— Publié le 24 février 2026

Les Alpes françaises 2030 reprennent le flambeau

Alpes françaises 2030Milan-Cortina 2026 Focus

La passation du drapeau olympique est toujours un moment fort de la cérémonie de clôture des Jeux. Dimanche, dans les arènes de Vérone, pas de Tom Cruise ni de cascades hollywoodiennes, mais de la sobriété et un enthousiasme certain, bien visible sur les visages des présidents des régions, Fabrice Pannecoucke et Renaud Muselier. La ferveur était encore de mise lundi soir, au parc olympique d’Albertville, pour le retour de la délégation et du drapeau olympique. Désormais, place au travail et à la réflexion, assurément nourrie par l’expérience de Milan-Cortina 2026.

La délicate gestion des distances

Le comité d’organisation des Alpes françaises 2030 a pu participer au programme des observateurs du CIO pendant la quinzaine italienne. Une occasion en or de voir la réalité du terrain sous différents angles, d’apprendre et d’affiner la vision des prochains Jeux d’hiver. Organiser un événement de cette ampleur n’est pas chose aisée, encore moins quand il repose sur un territoire aussi large.
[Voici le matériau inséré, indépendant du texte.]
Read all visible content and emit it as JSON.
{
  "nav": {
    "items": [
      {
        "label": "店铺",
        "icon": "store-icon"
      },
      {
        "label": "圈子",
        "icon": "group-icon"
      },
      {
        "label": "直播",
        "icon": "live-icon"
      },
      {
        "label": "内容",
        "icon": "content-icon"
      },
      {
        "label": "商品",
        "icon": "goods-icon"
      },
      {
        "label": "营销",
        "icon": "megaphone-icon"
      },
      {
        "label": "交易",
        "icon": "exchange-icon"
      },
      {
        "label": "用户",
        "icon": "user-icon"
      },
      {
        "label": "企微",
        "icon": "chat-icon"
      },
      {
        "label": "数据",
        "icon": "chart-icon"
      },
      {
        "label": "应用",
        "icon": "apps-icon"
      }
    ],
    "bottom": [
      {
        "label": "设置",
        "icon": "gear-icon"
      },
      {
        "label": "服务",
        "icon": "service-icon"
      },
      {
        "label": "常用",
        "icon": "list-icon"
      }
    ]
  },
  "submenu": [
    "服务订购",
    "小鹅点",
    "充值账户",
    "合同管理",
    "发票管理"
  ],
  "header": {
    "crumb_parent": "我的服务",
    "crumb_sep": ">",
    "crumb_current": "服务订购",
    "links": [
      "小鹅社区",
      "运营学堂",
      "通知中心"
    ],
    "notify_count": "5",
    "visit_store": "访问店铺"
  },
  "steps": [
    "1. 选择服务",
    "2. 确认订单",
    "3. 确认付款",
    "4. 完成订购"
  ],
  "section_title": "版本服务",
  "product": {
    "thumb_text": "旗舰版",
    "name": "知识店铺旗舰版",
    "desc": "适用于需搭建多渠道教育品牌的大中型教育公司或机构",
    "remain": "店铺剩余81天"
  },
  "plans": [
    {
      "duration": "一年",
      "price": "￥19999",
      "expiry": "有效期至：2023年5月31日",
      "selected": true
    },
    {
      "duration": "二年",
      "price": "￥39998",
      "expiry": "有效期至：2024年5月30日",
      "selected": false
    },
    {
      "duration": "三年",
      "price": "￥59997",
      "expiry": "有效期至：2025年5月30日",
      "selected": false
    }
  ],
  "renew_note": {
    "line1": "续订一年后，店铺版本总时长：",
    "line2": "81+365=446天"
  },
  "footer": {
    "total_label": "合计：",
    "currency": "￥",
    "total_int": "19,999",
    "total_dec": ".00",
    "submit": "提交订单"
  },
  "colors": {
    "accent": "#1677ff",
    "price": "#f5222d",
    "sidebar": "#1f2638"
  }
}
L’édition de Milan-Cortina 2026, à cheval sur la Lombardie, le Trentin-Haut-Adige et la Vénétie, constituait donc « un laboratoire » pour Edgar Grospiron, qui a consacré 80% de son temps à « des sujets stratégiques, pour obtenir des informations, avancées ou décisions » de la part du CIO, des FI et des CNO, mais aussi échanger avec des élus et des partenaires potentiels.

« Le sujet intéressant, c’est de gérer les distances : Nice est à sept heures de route du Grand-Bornand, comme entre Cortina, Bormio et Milan. On va regarder comment les populations des JO vont bouger, et comment le COJOP de Milan organise ses interactions avec Rome et le gouvernement », détaillait-il à Ouest-France. Se nourrir de ces Jeux italiens sera aussi utile pour « mieux comprendre le succès de leur billetterie, qui a eu du mal à démarrer et puis qui aujourd’hui s’avère une vraie réussite », expliquait Grospiron en janvier.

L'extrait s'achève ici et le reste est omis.